Today’s News Brief
August 28, 2025
1) Amnesty calls to “break up Big Tech”
What actually happened?
Amnesty International released a new briefing, Breaking up with Big Tech, urging governments to curb the market power of platforms like Google, Meta, Amazon, Microsoft, and Apple—especially as they expand AI.
What are they asking governments to do?
Pursue antitrust breakups or structural remedies, restrict surveillance-based advertising, and set AI rules that reduce the firms’ control over data and policy making.
Why it matters (U.S.): Any move toward antitrust or stricter data/ads rules can hit ad-tech valuations and reshape how AI models are trained and deployed.
2) Could Nvidia be slowing down?
What did Nvidia say?
Nvidia guided for about $54 billion in Q3 revenue (±2%)—above Wall Street’s average estimate—while excluding potential H20 chip sales to China from the outlook.

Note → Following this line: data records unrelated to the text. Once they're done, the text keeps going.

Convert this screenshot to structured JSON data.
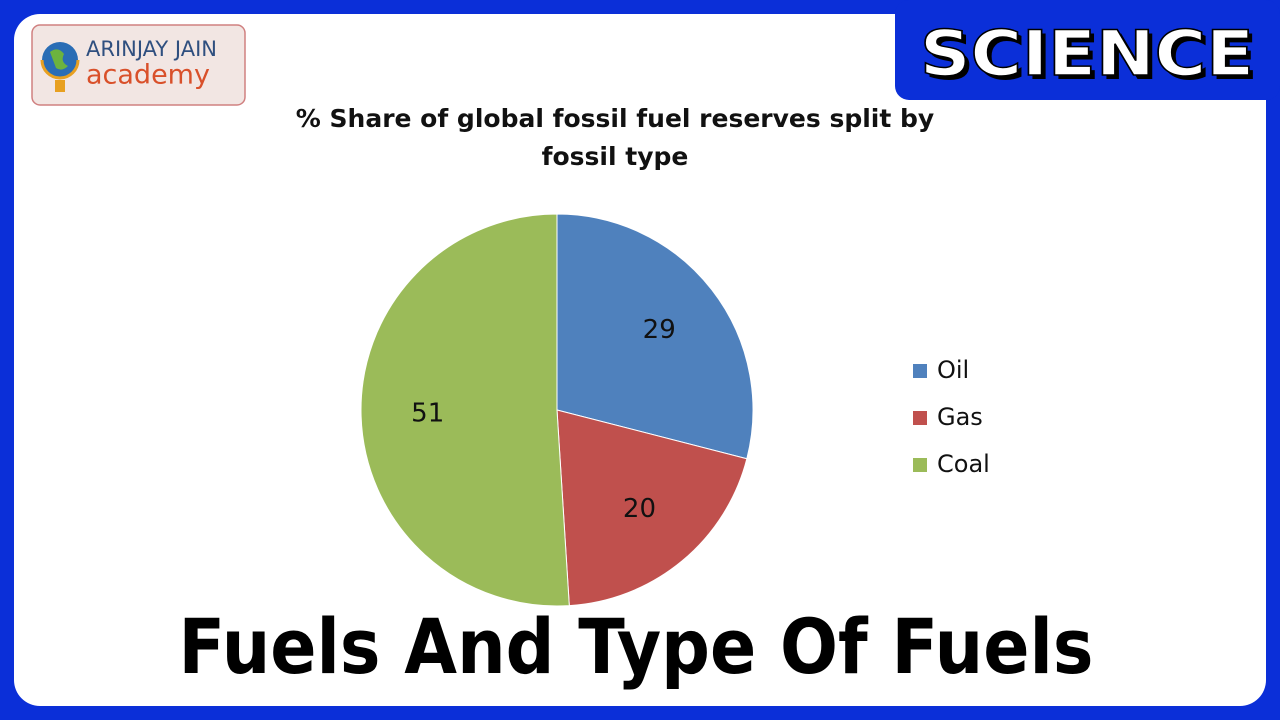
{
  "logo": {
    "line1": "ARINJAY JAIN",
    "line2": "academy"
  },
  "banner": "SCIENCE",
  "caption": "Fuels And Type Of Fuels",
  "chart_data": {
    "type": "pie",
    "title": "% Share of global fossil fuel reserves split by fossil type",
    "categories": [
      "Oil",
      "Gas",
      "Coal"
    ],
    "values": [
      29,
      20,
      51
    ],
    "colors": [
      "#4f81bd",
      "#c0504d",
      "#9bbb59"
    ],
    "legend": "right"
  }
}
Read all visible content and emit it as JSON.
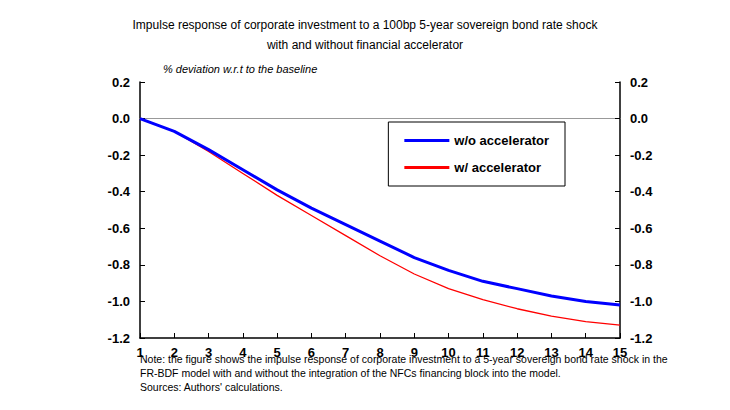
{
  "chart_data": {
    "type": "line",
    "title": "Impulse response of corporate investment to a 100bp 5-year sovereign bond rate shock",
    "subtitle": "with and without financial accelerator",
    "ylabel": "% deviation w.r.t to the baseline",
    "note": "Note: the figure shows the impulse response of corporate investment to a 5-year sovereign bond rate shock in the FR-BDF model with and without the integration of the NFCs financing block into the model.",
    "source": "Sources: Authors' calculations.",
    "categories": [
      "1",
      "2",
      "3",
      "4",
      "5",
      "6",
      "7",
      "8",
      "9",
      "10",
      "11",
      "12",
      "13",
      "14",
      "15"
    ],
    "series": [
      {
        "name": "w/o accelerator",
        "color": "#0000ff",
        "values": [
          0.0,
          -0.07,
          -0.17,
          -0.28,
          -0.39,
          -0.49,
          -0.58,
          -0.67,
          -0.76,
          -0.83,
          -0.89,
          -0.93,
          -0.97,
          -1.0,
          -1.02
        ]
      },
      {
        "name": "w/ accelerator",
        "color": "#ff0000",
        "values": [
          0.0,
          -0.07,
          -0.18,
          -0.3,
          -0.42,
          -0.53,
          -0.64,
          -0.75,
          -0.85,
          -0.93,
          -0.99,
          -1.04,
          -1.08,
          -1.11,
          -1.13
        ]
      }
    ],
    "ylim": [
      -1.2,
      0.2
    ],
    "yticks": [
      -1.2,
      {
        "value": -1,
        "label": "-1.0"
      },
      -0.8,
      -0.6,
      -0.4,
      -0.2,
      {
        "value": 0,
        "label": "0.0"
      },
      0.2
    ],
    "y2lim": [
      -1.2,
      0.2
    ],
    "y2ticks": [
      -1.2,
      {
        "value": -1,
        "label": "-1.0"
      },
      -0.8,
      -0.6,
      -0.4,
      -0.2,
      {
        "value": 0,
        "label": "0.0"
      },
      0.2
    ],
    "grid": false,
    "legend": "upper right"
  }
}
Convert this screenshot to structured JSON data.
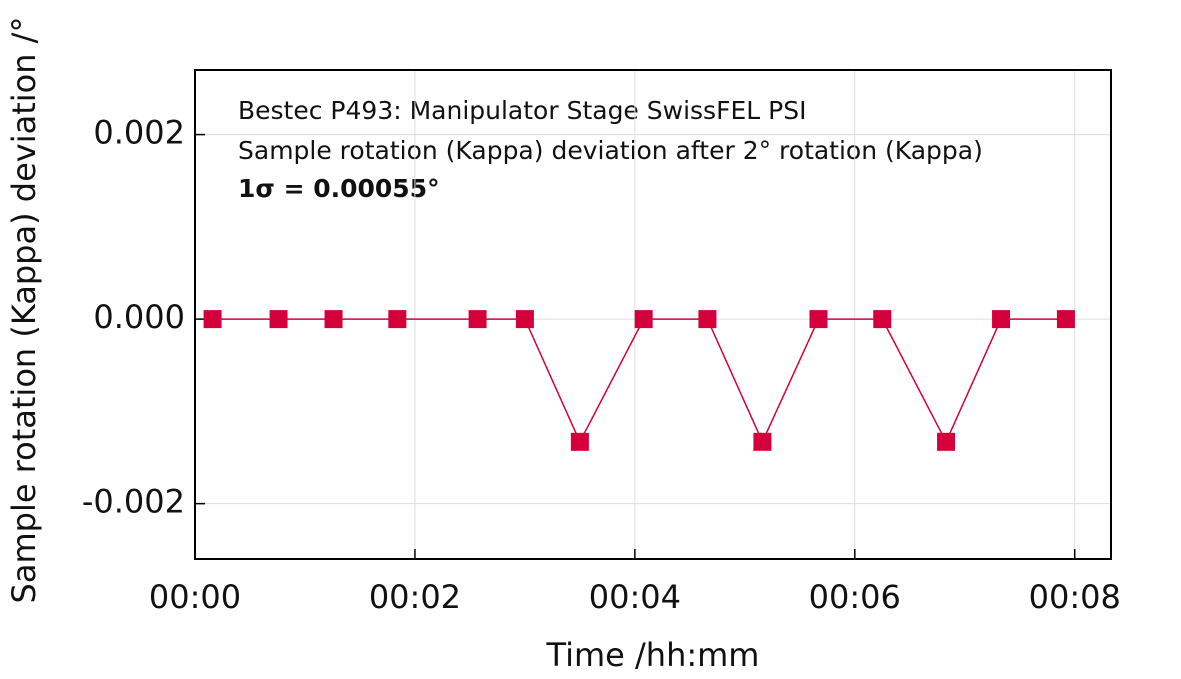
{
  "chart_data": {
    "type": "line",
    "annotations": [
      "Bestec P493: Manipulator Stage SwissFEL PSI",
      "Sample rotation (Kappa) deviation after 2° rotation (Kappa)",
      "1σ = 0.00055°"
    ],
    "x_label": "Time /hh:mm",
    "y_label": "Sample rotation (Kappa) deviation /°",
    "x": [
      0.16,
      0.76,
      1.26,
      1.84,
      2.57,
      3.0,
      3.5,
      4.08,
      4.66,
      5.16,
      5.67,
      6.25,
      6.83,
      7.33,
      7.92
    ],
    "series": [
      {
        "color": "#d4003c",
        "values": [
          0,
          0,
          0,
          0,
          0,
          0,
          -0.00133,
          0,
          0,
          -0.00133,
          0,
          0,
          -0.00133,
          0,
          0
        ]
      }
    ],
    "xlim": [
      0,
      8.33
    ],
    "xticks": [
      {
        "value": 0,
        "label": "00:00"
      },
      {
        "value": 2,
        "label": "00:02"
      },
      {
        "value": 4,
        "label": "00:04"
      },
      {
        "value": 6,
        "label": "00:06"
      },
      {
        "value": 8,
        "label": "00:08"
      }
    ],
    "ylim": [
      -0.0026,
      0.0027
    ],
    "yticks": [
      -0.002,
      {
        "value": 0,
        "label": "0.000"
      },
      0.002
    ],
    "grid": true
  }
}
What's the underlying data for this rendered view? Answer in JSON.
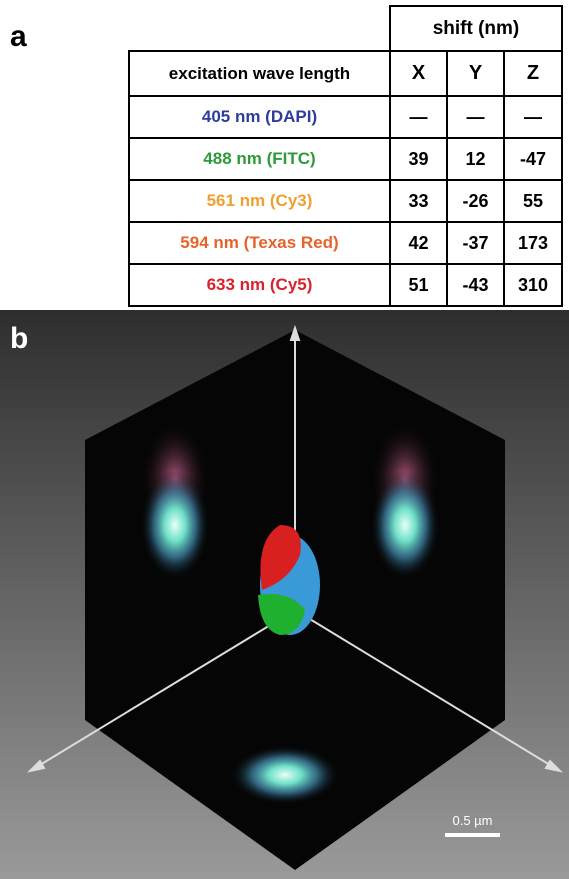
{
  "panel_a": {
    "label": "a",
    "table": {
      "group_header": "shift (nm)",
      "columns": [
        "excitation wave length",
        "X",
        "Y",
        "Z"
      ],
      "rows": [
        {
          "label": "405 nm (DAPI)",
          "color": "#2e3d9c",
          "cells": [
            "—",
            "—",
            "—"
          ]
        },
        {
          "label": "488 nm (FITC)",
          "color": "#2e9a3a",
          "cells": [
            39,
            12,
            -47
          ]
        },
        {
          "label": "561 nm (Cy3)",
          "color": "#f0a030",
          "cells": [
            33,
            -26,
            55
          ]
        },
        {
          "label": "594 nm (Texas Red)",
          "color": "#e8632a",
          "cells": [
            42,
            -37,
            173
          ]
        },
        {
          "label": "633 nm (Cy5)",
          "color": "#d8232a",
          "cells": [
            51,
            -43,
            310
          ]
        }
      ]
    }
  },
  "panel_b": {
    "label": "b",
    "scale_bar": "0.5 µm"
  }
}
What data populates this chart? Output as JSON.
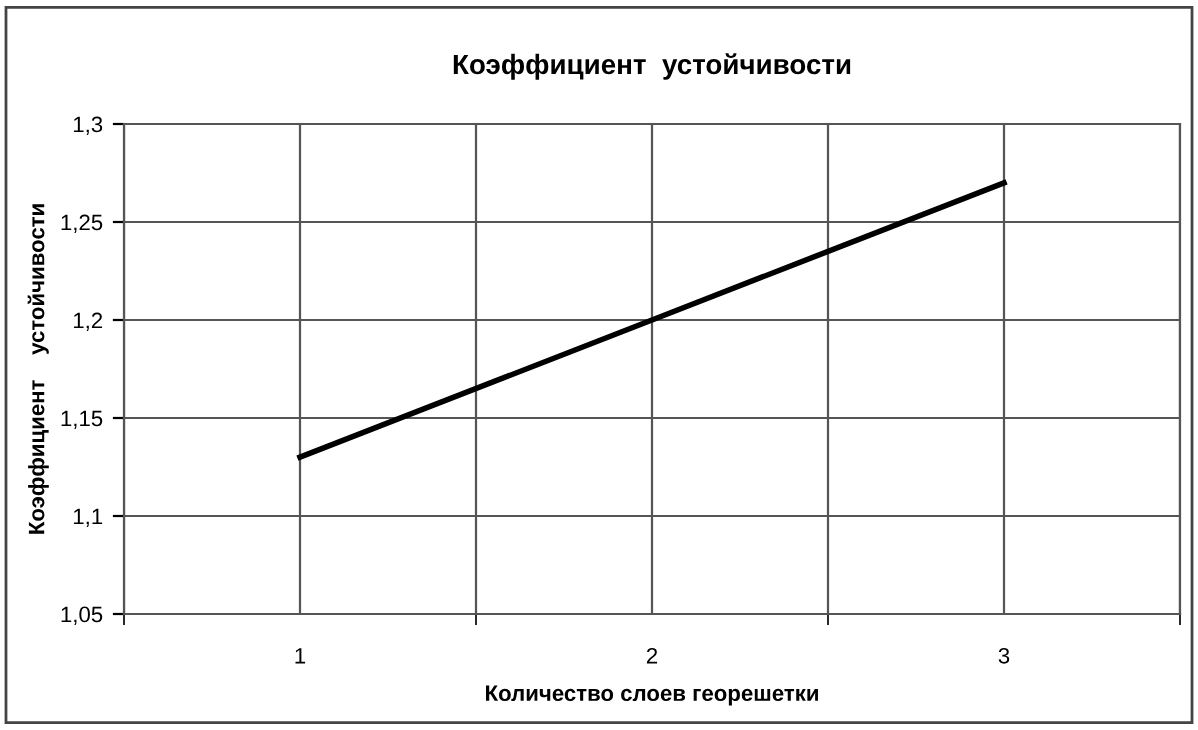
{
  "chart_data": {
    "type": "line",
    "title": "Коэффициент  устойчивости",
    "xlabel": "Количество слоев георешетки",
    "ylabel": "Коэффициент    устойчивости",
    "categories": [
      "1",
      "2",
      "3"
    ],
    "series": [
      {
        "color": "#000000",
        "values": [
          1.13,
          1.2,
          1.27
        ]
      }
    ],
    "ylim": [
      1.05,
      1.3
    ],
    "yticks": [
      {
        "value": 1.05,
        "label": "1,05"
      },
      {
        "value": 1.1,
        "label": "1,1"
      },
      {
        "value": 1.15,
        "label": "1,15"
      },
      {
        "value": 1.2,
        "label": "1,2"
      },
      {
        "value": 1.25,
        "label": "1,25"
      },
      {
        "value": 1.3,
        "label": "1,3"
      }
    ],
    "grid": true,
    "marker": "none",
    "line_style": "solid"
  }
}
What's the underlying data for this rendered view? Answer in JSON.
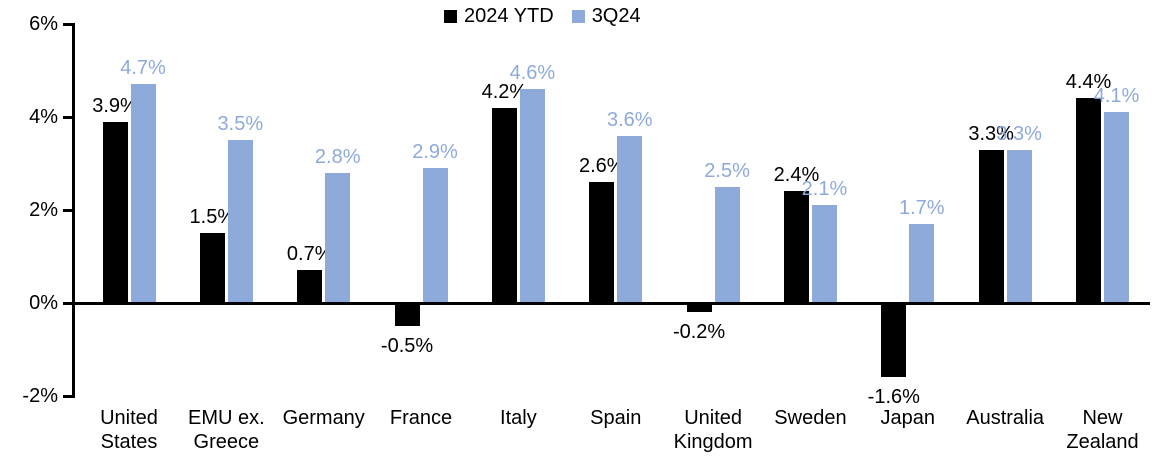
{
  "chart_data": {
    "type": "bar",
    "title": "",
    "categories": [
      "United\nStates",
      "EMU ex.\nGreece",
      "Germany",
      "France",
      "Italy",
      "Spain",
      "United\nKingdom",
      "Sweden",
      "Japan",
      "Australia",
      "New\nZealand"
    ],
    "series": [
      {
        "name": "2024 YTD",
        "color": "#000000",
        "values": [
          3.9,
          1.5,
          0.7,
          -0.5,
          4.2,
          2.6,
          -0.2,
          2.4,
          -1.6,
          3.3,
          4.4
        ]
      },
      {
        "name": "3Q24",
        "color": "#8EAADB",
        "values": [
          4.7,
          3.5,
          2.8,
          2.9,
          4.6,
          3.6,
          2.5,
          2.1,
          1.7,
          3.3,
          4.1
        ]
      }
    ],
    "ylim": [
      -2,
      6
    ],
    "yticks": [
      6,
      4,
      2,
      0,
      -2
    ],
    "ytick_suffix": "%",
    "value_label_suffix": "%",
    "value_label_decimals": 1,
    "legend_position": "top-center",
    "grid": false,
    "axis_color": "#000000",
    "background": "#FFFFFF"
  }
}
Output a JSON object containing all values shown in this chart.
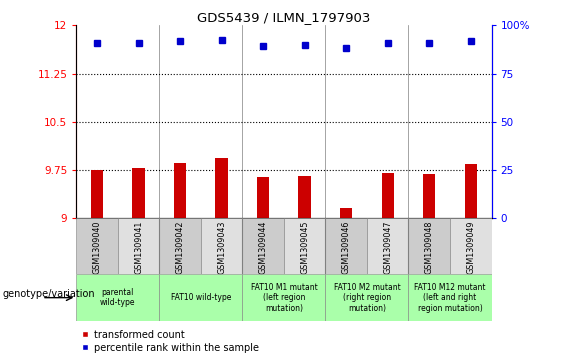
{
  "title": "GDS5439 / ILMN_1797903",
  "samples": [
    "GSM1309040",
    "GSM1309041",
    "GSM1309042",
    "GSM1309043",
    "GSM1309044",
    "GSM1309045",
    "GSM1309046",
    "GSM1309047",
    "GSM1309048",
    "GSM1309049"
  ],
  "red_values": [
    9.75,
    9.77,
    9.86,
    9.93,
    9.63,
    9.65,
    9.16,
    9.7,
    9.68,
    9.84
  ],
  "blue_values": [
    11.72,
    11.72,
    11.75,
    11.78,
    11.68,
    11.7,
    11.65,
    11.72,
    11.72,
    11.76
  ],
  "ylim_left": [
    9,
    12
  ],
  "ylim_right": [
    0,
    100
  ],
  "yticks_left": [
    9,
    9.75,
    10.5,
    11.25,
    12
  ],
  "yticks_right": [
    0,
    25,
    50,
    75,
    100
  ],
  "ytick_labels_left": [
    "9",
    "9.75",
    "10.5",
    "11.25",
    "12"
  ],
  "ytick_labels_right": [
    "0",
    "25",
    "50",
    "75",
    "100%"
  ],
  "hlines": [
    9.75,
    10.5,
    11.25
  ],
  "bar_color": "#CC0000",
  "dot_color": "#0000CC",
  "bar_width": 0.3,
  "group_xranges": [
    [
      -0.5,
      1.5
    ],
    [
      1.5,
      3.5
    ],
    [
      3.5,
      5.5
    ],
    [
      5.5,
      7.5
    ],
    [
      7.5,
      9.5
    ]
  ],
  "group_labels": [
    "parental\nwild-type",
    "FAT10 wild-type",
    "FAT10 M1 mutant\n(left region\nmutation)",
    "FAT10 M2 mutant\n(right region\nmutation)",
    "FAT10 M12 mutant\n(left and right\nregion mutation)"
  ],
  "group_color": "#aaffaa",
  "col_colors": [
    "#cccccc",
    "#e0e0e0",
    "#cccccc",
    "#e0e0e0",
    "#cccccc",
    "#e0e0e0",
    "#cccccc",
    "#e0e0e0",
    "#cccccc",
    "#e0e0e0"
  ],
  "legend_red": "transformed count",
  "legend_blue": "percentile rank within the sample",
  "genotype_label": "genotype/variation"
}
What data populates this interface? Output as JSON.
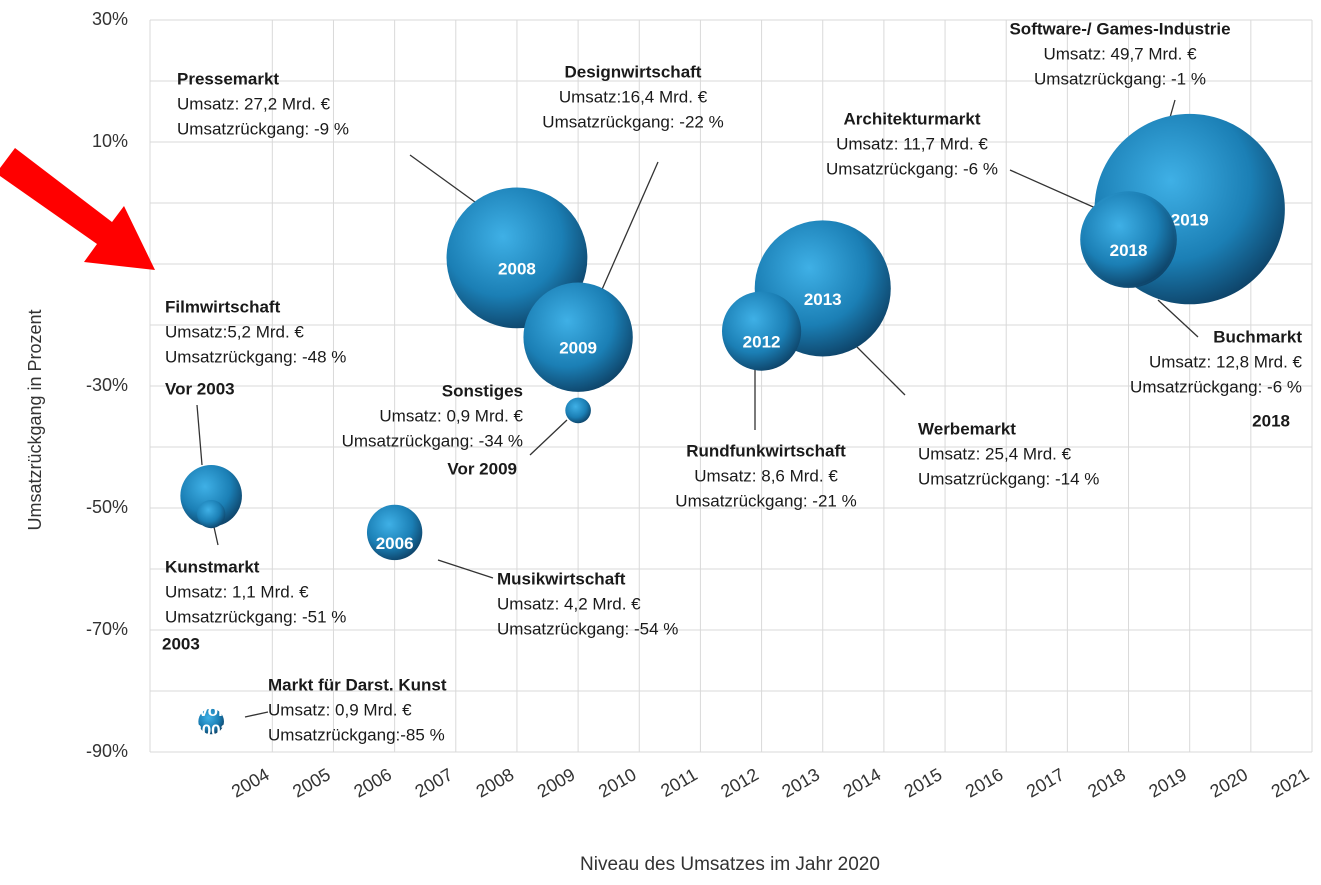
{
  "chart_data": {
    "type": "bubble",
    "y_label": "Umsatzrückgang in Prozent",
    "x_label": "Niveau des Umsatzes im Jahr 2020",
    "xlim": [
      2002,
      2021
    ],
    "xticks": [
      2004,
      2005,
      2006,
      2007,
      2008,
      2009,
      2010,
      2011,
      2012,
      2013,
      2014,
      2015,
      2016,
      2017,
      2018,
      2019,
      2020,
      2021
    ],
    "ylim": [
      -90,
      30
    ],
    "yticks": [
      {
        "value": 30,
        "label": "30%"
      },
      {
        "value": 10,
        "label": "10%"
      },
      {
        "value": -30,
        "label": "-30%"
      },
      {
        "value": -50,
        "label": "-50%"
      },
      {
        "value": -70,
        "label": "-70%"
      },
      {
        "value": -90,
        "label": "-90%"
      }
    ],
    "grid_yticks": [
      20,
      0,
      -10,
      -20,
      -40,
      -60,
      -80
    ],
    "grid": true,
    "color": "#1b7fb5",
    "points": [
      {
        "name": "Software-/ Games-Industrie",
        "x": 2019,
        "y": -1,
        "size": 49.7,
        "bubble_label": "2019",
        "size_label": "Umsatz: 49,7 Mrd. €",
        "y_label": "Umsatzrückgang:  -1 %"
      },
      {
        "name": "Pressemarkt",
        "x": 2008,
        "y": -9,
        "size": 27.2,
        "bubble_label": "2008",
        "size_label": "Umsatz: 27,2 Mrd. €",
        "y_label": "Umsatzrückgang:  -9 %"
      },
      {
        "name": "Werbemarkt",
        "x": 2013,
        "y": -14,
        "size": 25.4,
        "bubble_label": "2013",
        "size_label": "Umsatz: 25,4 Mrd. €",
        "y_label": "Umsatzrückgang:  -14 %"
      },
      {
        "name": "Designwirtschaft",
        "x": 2009,
        "y": -22,
        "size": 16.4,
        "bubble_label": "2009",
        "size_label": "Umsatz:16,4 Mrd. €",
        "y_label": "Umsatzrückgang:  -22 %"
      },
      {
        "name": "Buchmarkt",
        "x": 2018,
        "y": -6,
        "size": 12.8,
        "size_label": "Umsatz:  12,8 Mrd. €",
        "y_label": "Umsatzrückgang:  -6 %",
        "year_note": "2018"
      },
      {
        "name": "Architekturmarkt",
        "x": 2018,
        "y": -6,
        "size": 11.7,
        "bubble_label": "2018",
        "size_label": "Umsatz:  11,7 Mrd. €",
        "y_label": "Umsatzrückgang:  -6 %"
      },
      {
        "name": "Rundfunkwirtschaft",
        "x": 2012,
        "y": -21,
        "size": 8.6,
        "bubble_label": "2012",
        "size_label": "Umsatz:  8,6 Mrd. €",
        "y_label": "Umsatzrückgang:  -21 %"
      },
      {
        "name": "Filmwirtschaft",
        "x": 2003,
        "y": -48,
        "size": 5.2,
        "size_label": "Umsatz:5,2 Mrd. €",
        "y_label": "Umsatzrückgang:  -48 %",
        "year_note": "Vor 2003"
      },
      {
        "name": "Musikwirtschaft",
        "x": 2006,
        "y": -54,
        "size": 4.2,
        "bubble_label": "2006",
        "size_label": "Umsatz:  4,2 Mrd. €",
        "y_label": "Umsatzrückgang:  -54 %"
      },
      {
        "name": "Kunstmarkt",
        "x": 2003,
        "y": -51,
        "size": 1.1,
        "size_label": "Umsatz:  1,1 Mrd. €",
        "y_label": "Umsatzrückgang:  -51 %",
        "year_note": "2003"
      },
      {
        "name": "Sonstiges",
        "x": 2009,
        "y": -34,
        "size": 0.9,
        "size_label": "Umsatz:  0,9 Mrd. €",
        "y_label": "Umsatzrückgang:  -34 %",
        "year_note": "Vor 2009"
      },
      {
        "name": "Markt für Darst. Kunst",
        "x": 2003,
        "y": -85,
        "size": 0.9,
        "bubble_label": [
          "Vor",
          "2003"
        ],
        "size_label": "Umsatz:  0,9 Mrd. €",
        "y_label": "Umsatzrückgang:-85  %"
      }
    ]
  }
}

So why did the stock wobble?
Investors focused on softer data-center growth versus sky-high expectations and ongoing uncertainty around sales to China amid U.S. restrictions.
Why it matters (U.S. traders): AI remains strong, but China limitations and a comedown from hyper-growth can inject volatility into NVDA and AI peers during the morning session.
3) Samsung’s September 4 Galaxy event goes heavy on AI
What’s confirmed?
Samsung set a September 4 livestream to unveil expanded Galaxy AI across devices—from premium AI tablets to a new member of the Galaxy S25 family—promising multimodal features and “effortless productivity.”
Why it matters: AI features are becoming default across phones. Expect on-device models, smarter assistants, and tighter hardware-AI integration to spread across the market.
4) Tariffs face coordinated pushback
What’s new?
- India: New U.S. duties lift many imports to ~50%, with analysts warning of growth drag; India weighs mitigation steps.
- Brazil: Filed a WTO consultation request, prepared legal options, and rolled out a multi-billion-real support package for exporters.
Why it matters (U.S. consumers & importers): Continued tariff escalation can shift supply chains and raise input costs (textiles, footwear, some food products), with knock-ons to prices and margins.
Bottom line
Tech power and AI rules are in the spotlight, Nvidia’s growth is still strong but less “straight up,” Samsung is pushing AI deeper into phones, and key Global South economies are organizing responses to steep U.S. tariffs.